// the find
DanOps-1/Gpt-Agreement-Payment
ChatGPT Plus/Team/Pro 订阅协议端到端重放工具集 · hCaptcha 视觉求解器 · 反欺诈机制实证研究 / End-to-end protocol replay toolkit for ChatGPT Plus/Team/Pro subscription with from-scratch hCaptcha solver and empirical anti-fraud research
A Python toolkit for replaying ChatGPT Plus/Team subscription payment flows end-to-end: Stripe Checkout → PayPal billing agreement/GoPay/QRIS → OAuth token. Bundles a from-scratch hCaptcha visual solver, a 12-loop self-healing daemon, and a web UI for concurrent batch runs. The 'CTF/bug-bounty' framing is thin — the actual feature set (phone pools, OTP mutex for concurrent workers, daemon designed to run unattended for weeks) is a bulk account farming toolkit.

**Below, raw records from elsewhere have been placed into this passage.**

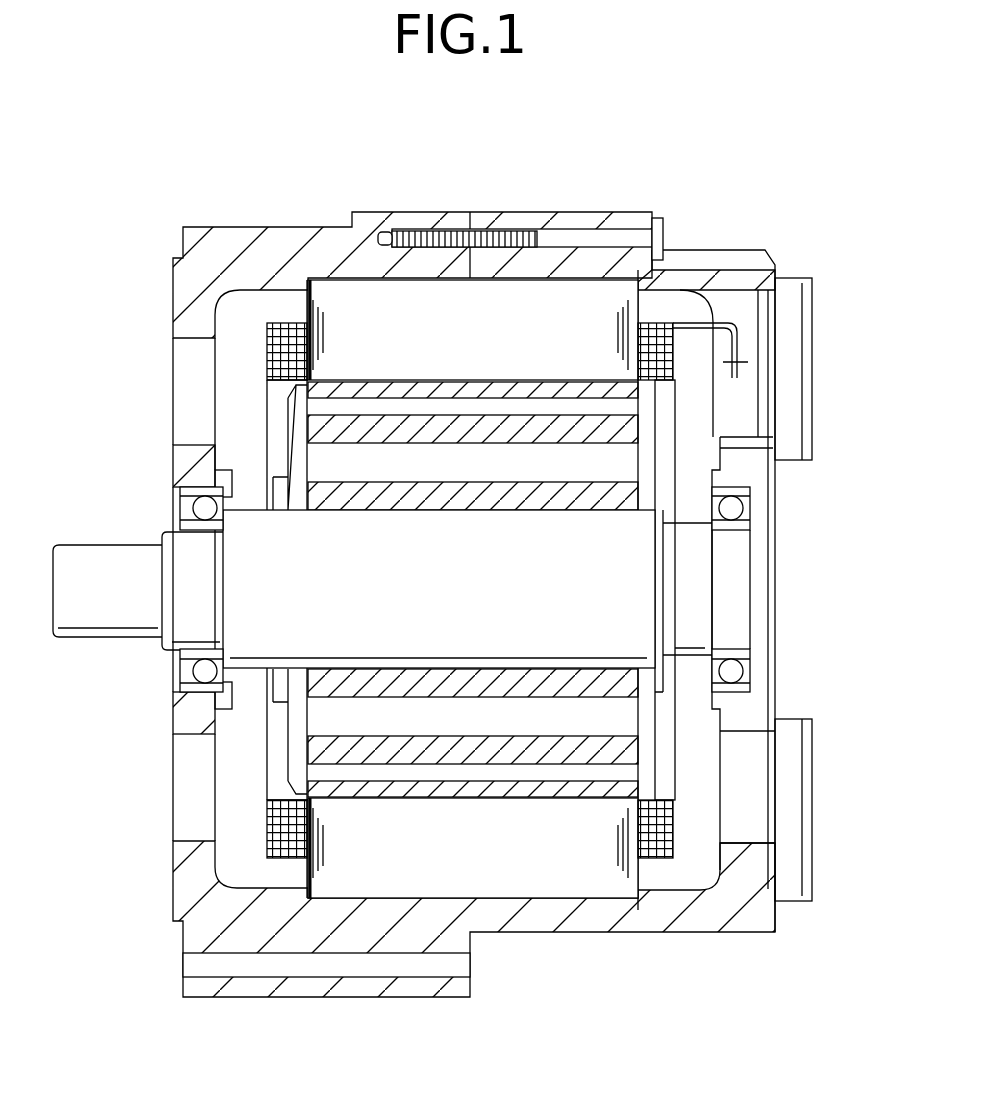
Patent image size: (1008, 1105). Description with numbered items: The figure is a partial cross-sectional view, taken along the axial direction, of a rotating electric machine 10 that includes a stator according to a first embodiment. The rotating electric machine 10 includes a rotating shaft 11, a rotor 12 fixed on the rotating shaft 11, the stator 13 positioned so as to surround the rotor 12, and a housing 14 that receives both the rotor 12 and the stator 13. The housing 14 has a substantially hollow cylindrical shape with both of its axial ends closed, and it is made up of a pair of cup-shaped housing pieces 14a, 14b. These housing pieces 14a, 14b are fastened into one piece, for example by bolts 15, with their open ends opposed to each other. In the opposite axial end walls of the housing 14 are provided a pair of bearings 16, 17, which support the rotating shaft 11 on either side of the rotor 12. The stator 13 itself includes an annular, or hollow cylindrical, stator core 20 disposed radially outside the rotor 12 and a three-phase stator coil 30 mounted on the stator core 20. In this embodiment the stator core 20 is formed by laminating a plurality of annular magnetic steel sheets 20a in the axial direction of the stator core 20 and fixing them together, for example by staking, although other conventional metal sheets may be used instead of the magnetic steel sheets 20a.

The rotating electric machine 10 is at (782, 183).
The rotating shaft 11 is at (107, 622).
The rotor 12 is at (612, 425).
The stator 13 is at (470, 665).
The housing 14 is at (502, 186).
The housing piece 14a is at (413, 218).
The housing piece 14b is at (505, 218).
The bolt 15 is at (617, 237).
The bearing 16 is at (193, 485).
The bearing 17 is at (747, 503).
The stator core 20 is at (562, 890).
The magnetic steel sheet 20a is at (323, 857).
The stator coil 30 is at (658, 850).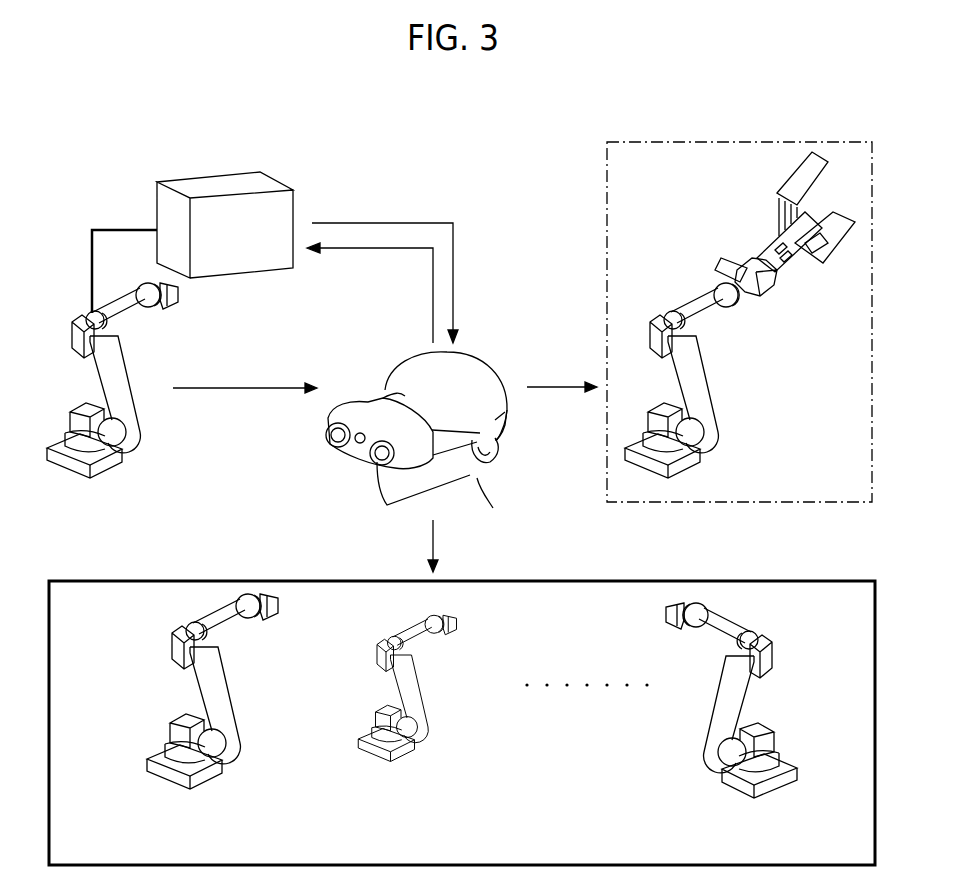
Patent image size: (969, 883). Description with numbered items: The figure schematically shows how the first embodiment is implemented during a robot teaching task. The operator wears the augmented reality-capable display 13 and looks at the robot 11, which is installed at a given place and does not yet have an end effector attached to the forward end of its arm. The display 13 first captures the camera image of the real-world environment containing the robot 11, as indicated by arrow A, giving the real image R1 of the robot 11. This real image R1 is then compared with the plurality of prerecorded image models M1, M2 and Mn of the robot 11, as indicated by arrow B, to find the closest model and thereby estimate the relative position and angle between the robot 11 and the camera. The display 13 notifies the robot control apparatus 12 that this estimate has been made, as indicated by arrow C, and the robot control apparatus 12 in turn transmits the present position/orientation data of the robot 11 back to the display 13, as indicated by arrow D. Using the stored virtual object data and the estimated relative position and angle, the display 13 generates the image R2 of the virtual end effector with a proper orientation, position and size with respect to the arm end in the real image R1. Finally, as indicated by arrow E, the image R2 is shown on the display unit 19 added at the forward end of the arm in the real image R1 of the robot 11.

The robot 11 is at (127, 445).
The robot control apparatus 12 is at (203, 178).
The augmented reality-capable display 13 is at (363, 397).
The display unit 19 is at (607, 170).
The arrow A is at (212, 393).
The arrow B is at (433, 542).
The arrow C is at (377, 250).
The arrow D is at (420, 222).
The arrow E is at (557, 387).
The real image of the robot R1 is at (700, 388).
The image of the virtual end effector R2 is at (767, 247).
The image model M1 is at (228, 718).
The image model M2 is at (428, 728).
The image model Mn is at (772, 732).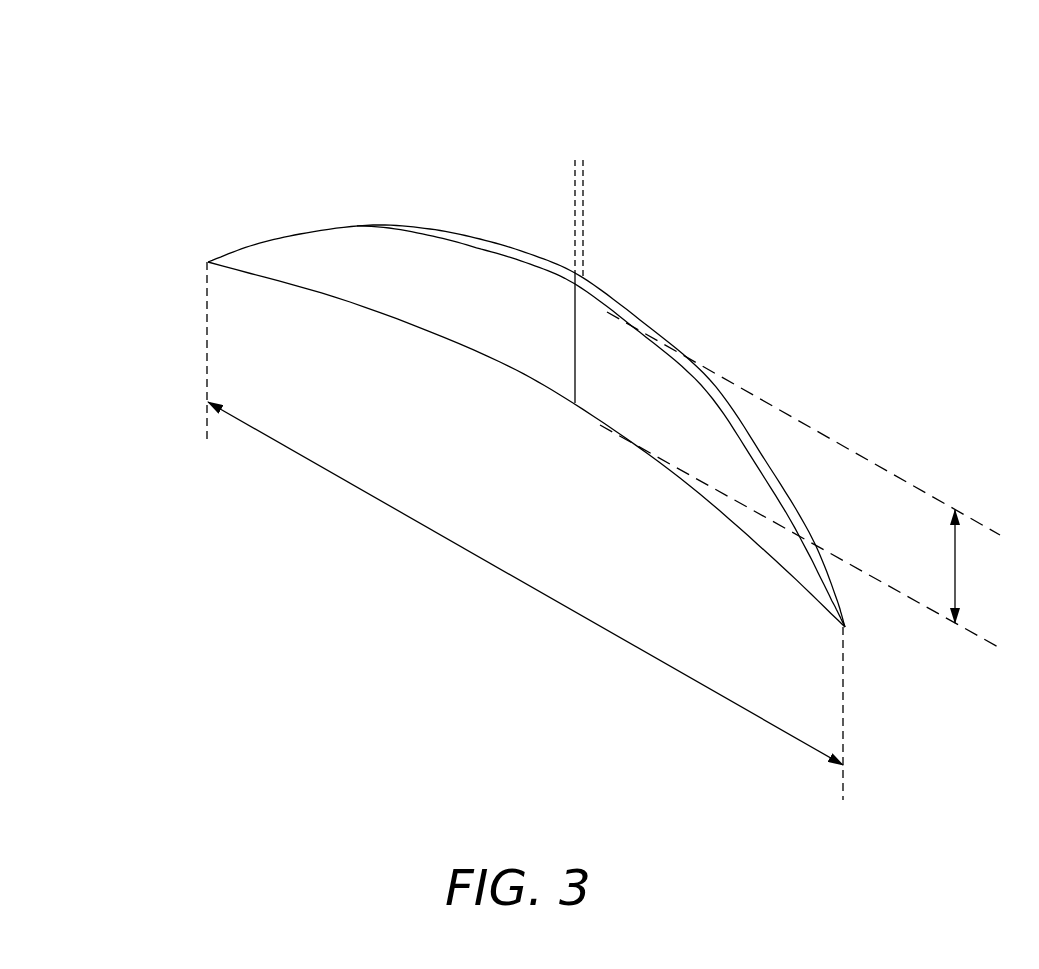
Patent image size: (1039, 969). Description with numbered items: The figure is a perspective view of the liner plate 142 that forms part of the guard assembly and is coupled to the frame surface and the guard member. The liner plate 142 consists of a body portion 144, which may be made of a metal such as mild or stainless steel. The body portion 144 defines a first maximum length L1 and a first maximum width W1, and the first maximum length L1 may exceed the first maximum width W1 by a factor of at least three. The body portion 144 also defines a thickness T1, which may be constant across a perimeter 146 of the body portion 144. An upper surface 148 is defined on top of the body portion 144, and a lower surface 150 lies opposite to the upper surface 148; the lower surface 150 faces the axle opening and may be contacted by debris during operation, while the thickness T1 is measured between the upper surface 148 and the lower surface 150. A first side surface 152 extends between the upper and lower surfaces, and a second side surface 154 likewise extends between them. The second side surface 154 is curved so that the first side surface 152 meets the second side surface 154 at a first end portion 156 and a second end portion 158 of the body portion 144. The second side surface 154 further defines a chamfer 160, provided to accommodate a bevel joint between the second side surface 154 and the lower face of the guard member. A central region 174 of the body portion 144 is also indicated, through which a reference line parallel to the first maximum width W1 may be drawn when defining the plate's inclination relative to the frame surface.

The liner plate 142 is at (225, 97).
The body portion 144 is at (607, 453).
The perimeter 146 is at (761, 549).
The upper surface 148 is at (745, 430).
The lower surface 150 is at (533, 344).
The first side surface 152 is at (452, 348).
The second side surface 154 is at (494, 244).
The first end portion 156 is at (848, 632).
The second end portion 158 is at (212, 268).
The chamfer 160 is at (626, 312).
The central region 174 is at (569, 318).
The first maximum length L1 is at (525, 583).
The first maximum width W1 is at (803, 467).
The thickness T1 is at (555, 188).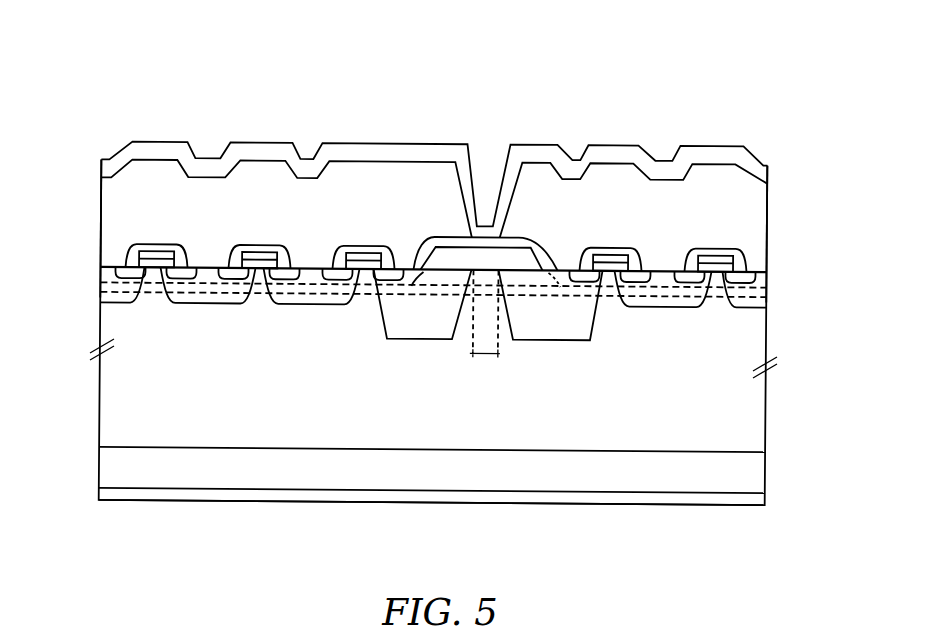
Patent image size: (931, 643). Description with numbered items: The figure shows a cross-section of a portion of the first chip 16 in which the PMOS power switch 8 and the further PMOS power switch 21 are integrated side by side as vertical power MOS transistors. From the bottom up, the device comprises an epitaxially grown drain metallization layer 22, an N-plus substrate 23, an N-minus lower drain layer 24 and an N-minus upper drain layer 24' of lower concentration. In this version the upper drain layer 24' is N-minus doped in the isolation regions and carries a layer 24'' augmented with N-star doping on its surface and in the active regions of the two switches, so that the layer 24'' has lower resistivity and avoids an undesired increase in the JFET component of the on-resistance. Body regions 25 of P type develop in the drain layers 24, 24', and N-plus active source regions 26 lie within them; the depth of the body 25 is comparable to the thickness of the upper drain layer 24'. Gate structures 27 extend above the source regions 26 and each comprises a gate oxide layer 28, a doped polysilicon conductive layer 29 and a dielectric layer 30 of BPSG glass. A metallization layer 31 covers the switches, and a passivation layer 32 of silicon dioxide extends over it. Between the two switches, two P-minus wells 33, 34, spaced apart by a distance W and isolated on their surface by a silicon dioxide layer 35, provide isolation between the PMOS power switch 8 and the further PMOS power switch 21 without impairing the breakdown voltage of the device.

The PMOS power switch 8 is at (278, 104).
The first chip 16 is at (778, 428).
The further PMOS power switch 21 is at (628, 96).
The drain metallization layer 22 is at (467, 500).
The substrate 23 is at (410, 488).
The lower drain layer 24 is at (475, 338).
The upper drain layer 24' is at (433, 318).
The augmented layer 24'' is at (395, 264).
The body region 25 is at (207, 303).
The active source region 26 is at (163, 298).
The gate structure 27 is at (153, 234).
The gate oxide layer 28 is at (261, 272).
The doped polysilicon conductive layer 29 is at (173, 243).
The dielectric layer 30 is at (284, 246).
The metallization layer 31 is at (337, 223).
The passivation layer 32 is at (200, 156).
The P-type well 33 is at (452, 325).
The P-type well 34 is at (550, 333).
The silicon dioxide layer 35 is at (449, 270).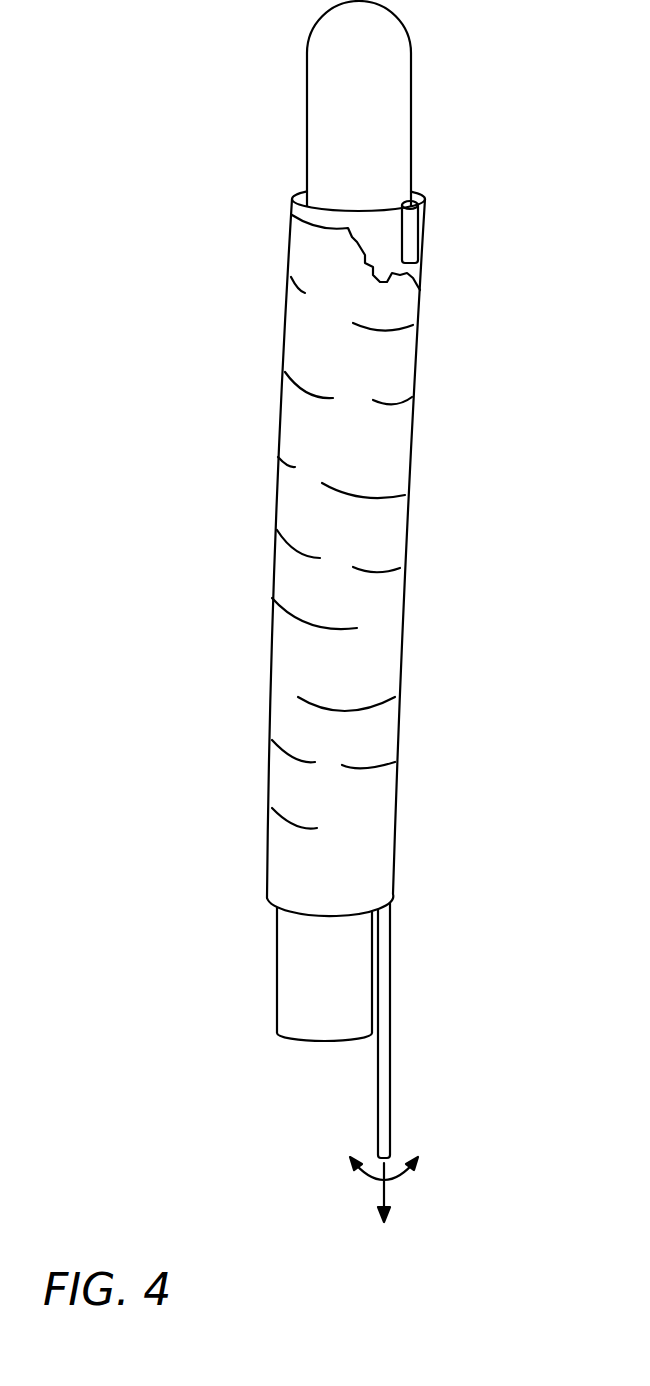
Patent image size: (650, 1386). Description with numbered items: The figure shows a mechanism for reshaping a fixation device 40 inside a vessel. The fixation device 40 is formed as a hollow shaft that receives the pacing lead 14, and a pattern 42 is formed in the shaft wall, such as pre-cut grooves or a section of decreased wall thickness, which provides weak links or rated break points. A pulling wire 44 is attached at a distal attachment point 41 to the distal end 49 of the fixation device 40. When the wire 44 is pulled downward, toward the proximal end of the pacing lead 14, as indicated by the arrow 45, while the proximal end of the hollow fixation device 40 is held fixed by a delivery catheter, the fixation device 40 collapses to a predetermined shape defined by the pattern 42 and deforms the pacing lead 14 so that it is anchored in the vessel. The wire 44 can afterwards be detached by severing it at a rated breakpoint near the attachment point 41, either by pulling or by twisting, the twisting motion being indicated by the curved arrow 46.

The pacing lead 14 is at (412, 105).
The fixation device 40 is at (364, 674).
The distal attachment point 41 is at (413, 230).
The pattern 42 is at (275, 502).
The pulling wire 44 is at (392, 1010).
The axial movement arrow 45 is at (382, 1195).
The rotational movement arrow 46 is at (403, 1175).
The distal end 49 is at (291, 243).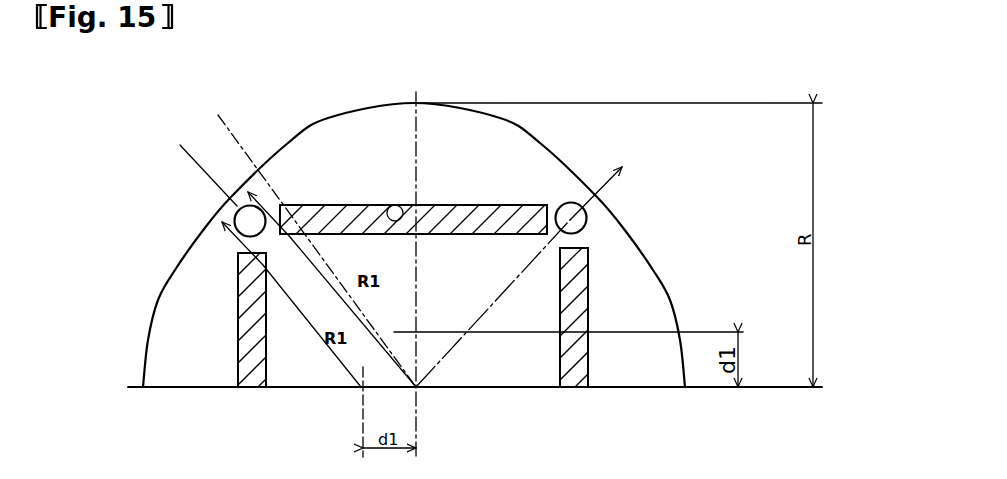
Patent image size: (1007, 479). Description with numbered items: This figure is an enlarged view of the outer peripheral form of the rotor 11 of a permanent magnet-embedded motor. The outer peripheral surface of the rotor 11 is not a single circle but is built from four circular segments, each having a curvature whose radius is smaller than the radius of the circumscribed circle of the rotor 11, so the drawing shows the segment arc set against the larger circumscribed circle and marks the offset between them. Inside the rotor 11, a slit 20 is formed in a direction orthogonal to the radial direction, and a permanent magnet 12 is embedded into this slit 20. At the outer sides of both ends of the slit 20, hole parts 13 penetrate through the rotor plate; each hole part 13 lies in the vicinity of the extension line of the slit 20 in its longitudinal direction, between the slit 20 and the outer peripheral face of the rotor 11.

The rotor 11 is at (657, 288).
The permanent magnet 12 is at (350, 205).
The hole part 13 is at (235, 218).
The slit 20 is at (383, 205).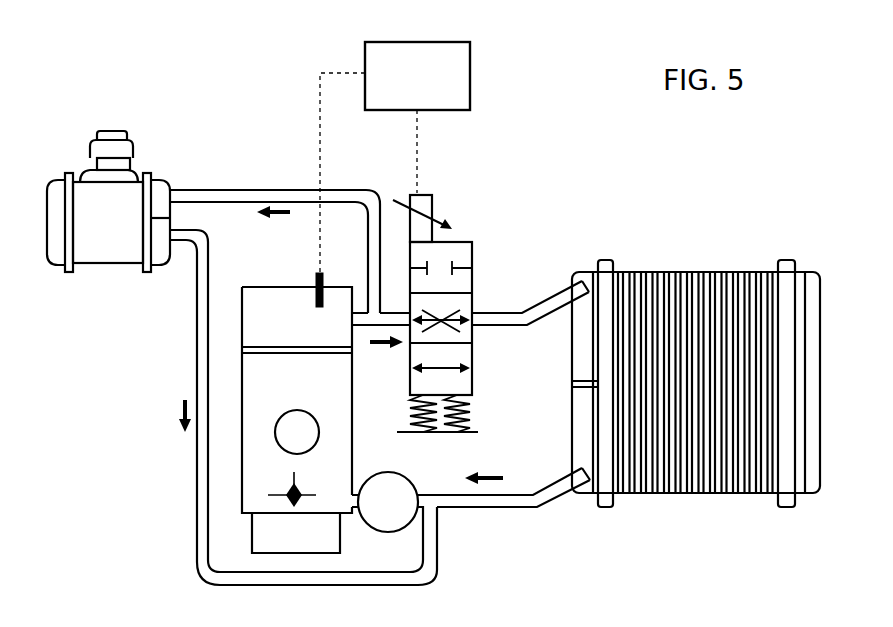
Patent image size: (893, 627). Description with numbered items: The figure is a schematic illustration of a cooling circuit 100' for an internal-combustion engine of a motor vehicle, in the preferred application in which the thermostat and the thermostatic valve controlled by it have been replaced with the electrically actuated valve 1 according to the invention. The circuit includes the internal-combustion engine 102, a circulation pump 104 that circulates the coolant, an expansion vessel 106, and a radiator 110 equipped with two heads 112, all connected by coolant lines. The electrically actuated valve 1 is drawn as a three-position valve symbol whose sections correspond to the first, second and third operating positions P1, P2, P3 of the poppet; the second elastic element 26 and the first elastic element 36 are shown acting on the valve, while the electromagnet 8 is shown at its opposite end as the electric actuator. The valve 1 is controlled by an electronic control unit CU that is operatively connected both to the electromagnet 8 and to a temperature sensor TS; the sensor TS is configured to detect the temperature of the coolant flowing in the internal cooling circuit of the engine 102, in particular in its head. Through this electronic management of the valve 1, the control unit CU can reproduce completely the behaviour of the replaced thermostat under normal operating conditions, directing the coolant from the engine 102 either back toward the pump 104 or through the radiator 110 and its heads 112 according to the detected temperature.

The cooling circuit 100' is at (558, 108).
The electrically actuated valve 1 is at (476, 306).
The electromagnet 8 is at (420, 196).
The second elastic element 26 is at (410, 414).
The first elastic element 36 is at (470, 412).
The internal-combustion engine 102 is at (312, 399).
The circulation pump 104 is at (378, 500).
The expansion vessel 106 is at (80, 172).
The radiator 110 is at (665, 318).
The heads 112 is at (803, 468).
The control unit CU is at (395, 157).
The temperature sensor TS is at (312, 278).
The first operating position interval P1 is at (474, 378).
The second operating position interval P2 is at (474, 330).
The third operating position interval P3 is at (474, 284).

The hCaptcha solver is the most technically interesting piece: VLM primary path with CLIP/OpenCV heuristic fallback, Playwright human-action synthesis, 12 known challenge types, ~4000 lines and independently callable. The concurrent OTP serialization design is genuinely clever — advisory lock serializes the OTP phase while pre/post-OTP stages run fully parallel, with atomic DB claim to prevent multiple workers grabbing the same promo link or inventory slot. The anti-fraud empirical data (45-account survival rate study, IP fingerprint correlation, deferred ban detection) is more rigorous than most write-ups in this space. The Docker setup is solid: bind-mount source tree so Python changes take effect on restart without rebuilds, anonymous volumes for frontend dist to avoid host directory shadowing.
The tool barely works at scale by its own admission — 2% 24-hour account survival rate against ChatGPT's anti-fraud systems means you need 50 runs to get one durable account. Stripe runtime fingerprints drift every few weeks (runtime.version, js_checksum, rv_timestamp) and require manual re-alignment, meaning the payment replay breaks on OpenAI's schedule. Code quality is explicitly described by the author as 'rough' — protocol-stage ordering over readability, mixed Chinese/English comments, no type annotations — so debugging a broken pipeline step is painful. The single shared proxy IP caps concurrency at ≤3 workers before PayPal/DataDome risk correlation kicks in, which severely limits the throughput that the parallel runner architecture promises.